The errors in the Notifications of Sale and the error, if any, in the place of the auction, are swept as it were under the carpet. All the plaintiffs can get for those irregularities now that the auction purchaser is the registered proprietor is damages.
The exceptions to that, although not spelt out in the statute would be fraud or mistake. That is borne out by section 143, which reads.
“143. (1) Subject to subsection (2), the Court may order rectification of the register by directing that any registration be cancelled or amended where it is satisfied that any registration (other than a first registration) has been obtained, made or omitted by fraud or mistake.
“(2) The register shall not be rectified so as to affect the title of a proprietor who is in possession and acquired the land, lease or charge for valuable consideration, unless such proprietor had knowledge of the omission, fraud or mistake in consequence of which the rectification is sought, or caused such omission, fraud or mistake or substantially contributed to it by his act, neglect or default.”
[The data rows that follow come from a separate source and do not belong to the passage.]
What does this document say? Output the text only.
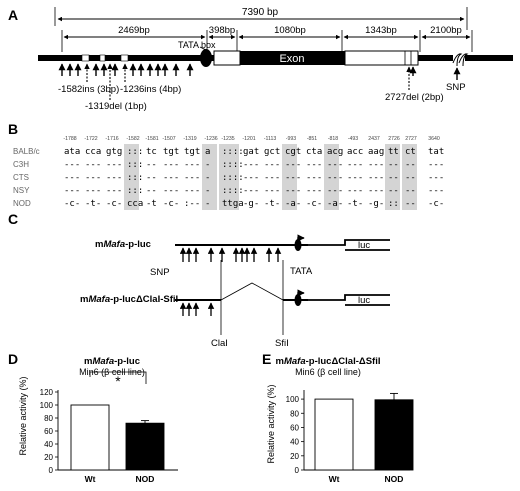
A	7390 bp
2469bp	398bp	1080bp	1343bp	2100bp
TATA box
Exon
-1582ins (3bp)
-1319del (1bp)
-1236ins (4bp)
2727del (2bp)
SNP
B
-1788 -1722 -1716 -1582 -1581 -1507 -1319 -1236 -1235 -1201 -1113 -993 -851 -818 -493 2437 2726 2727 3640
BALB/c	ata cca gtg ::: tc tgt tgt a :::: gat gct cgt cta acg acc aag tt ct tat
C3H	--- --- --- ::: -- --- --- - :::: --- --- --- --- --- --- --- -- -- ---
CTS	--- --- --- ::: -- --- --- - :::: --- --- --- --- --- --- --- -- -- ---
NSY	--- --- --- ::: -- --- --- - :::: --- --- --- --- --- --- --- -- -- ---
NOD	-c- -t- -c- cca -t -c- :-- - ttga -g- -t- -a- -c- -a- -t- -g- :: -- -c-
C
mMafa-p-luc	luc
SNP	TATA
mMafa-p-lucΔClaI-SfiI	luc
ClaI	SfiI
D	mMafa-p-luc
Min6 (β cell line)
Relative activity (%)
0
20
40
60
80
100
120
Wt	NOD
*
E mMafa-p-lucΔClaI-ΔSfiI
Min6 (β cell line)
Relative activity (%)
0
20
40
60
80
100
Wt	NOD
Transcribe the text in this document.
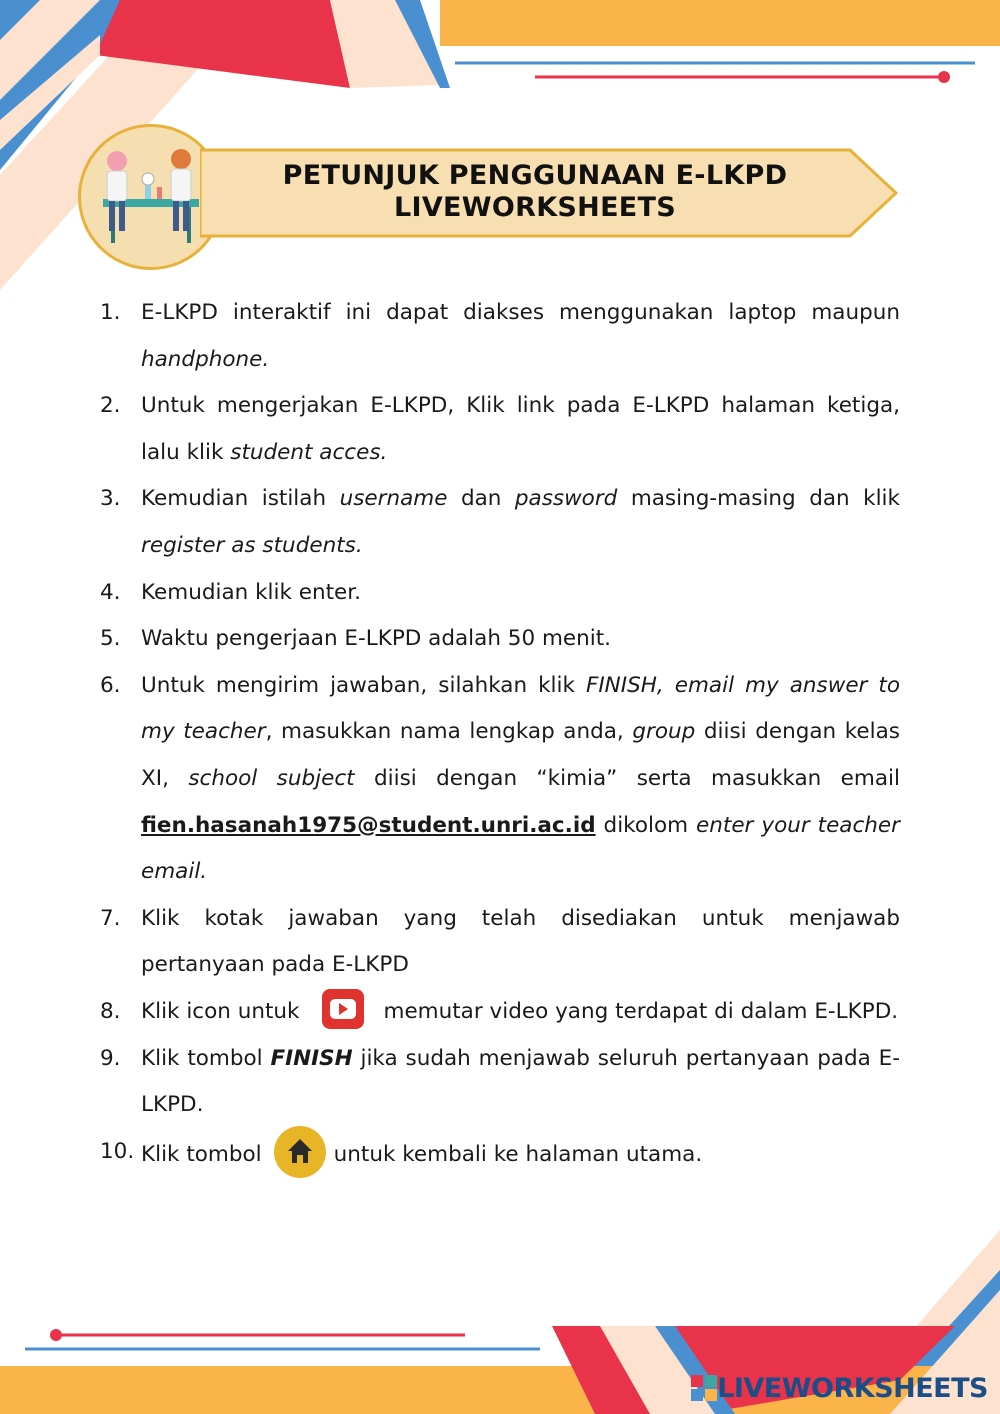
PETUNJUK PENGGUNAAN E-LKPD
LIVEWORKSHEETS
1. E-LKPD interaktif ini dapat diakses menggunakan laptop maupun handphone.
2. Untuk mengerjakan E-LKPD, Klik link pada E-LKPD halaman ketiga, lalu klik student acces.
3. Kemudian istilah username dan password masing-masing dan klik register as students.
4. Kemudian klik enter.
5. Waktu pengerjaan E-LKPD adalah 50 menit.
6. Untuk mengirim jawaban, silahkan klik FINISH, email my answer to my teacher, masukkan nama lengkap anda, group diisi dengan kelas XI, school subject diisi dengan “kimia” serta masukkan email fien.hasanah1975@student.unri.ac.id dikolom enter your teacher email.
7. Klik kotak jawaban yang telah disediakan untuk menjawab pertanyaan pada E-LKPD
8. Klik icon untuk	memutar video yang terdapat di dalam E-LKPD.
9. Klik tombol FINISH jika sudah menjawab seluruh pertanyaan pada E-LKPD.
10. Klik tombol	untuk kembali ke halaman utama.
LIVEWORKSHEETS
The curious thing about this plaint is that although it is alleged the sale by public auction was fraudulent, no particulars are given contrary to order 6 rule 8. Fraud of course, in addition to requiring particulars, requires a higher standard of proof.
Establishing a prima facie case of fraud with a probability of success especially on affidavits presents the plaintiffs’ advocate with a very difficult task; more so when as here the statute provides that in these circumstances damages are an adequate remedy. The difficulties in relation to a prima facie case of fraud were considered by the Court of Appeal in CA 215/96 Central Kenya Limited v Trust Bank and others at pages 9-11 of the judgment. The onus is on the applicant and the burden of proof is heavier than in an ordinary civil case.
In summary it seems to be that the plaintiffs have not established the high burden of a prima facie case with a probability of success: furthermore that there is at least an even argument that damages are an adequate remedy.
If I am held wrong in those, I would hold that the balance of convenience favours the new registered proprietor who has paid his money and should enjoy the fruits of his investment.
It would be fair to mention that it seems the plaintiff and the 3rd defendant are political opponents which it is alleged provides some motive for the 3rd defendant to be fraudulent. That may be relevant at the full hearing but in the absence of any very positive evidence I have ignored that aspect in this ruling.
Dated and Delivered at Nairobi this 1st day of December 2000.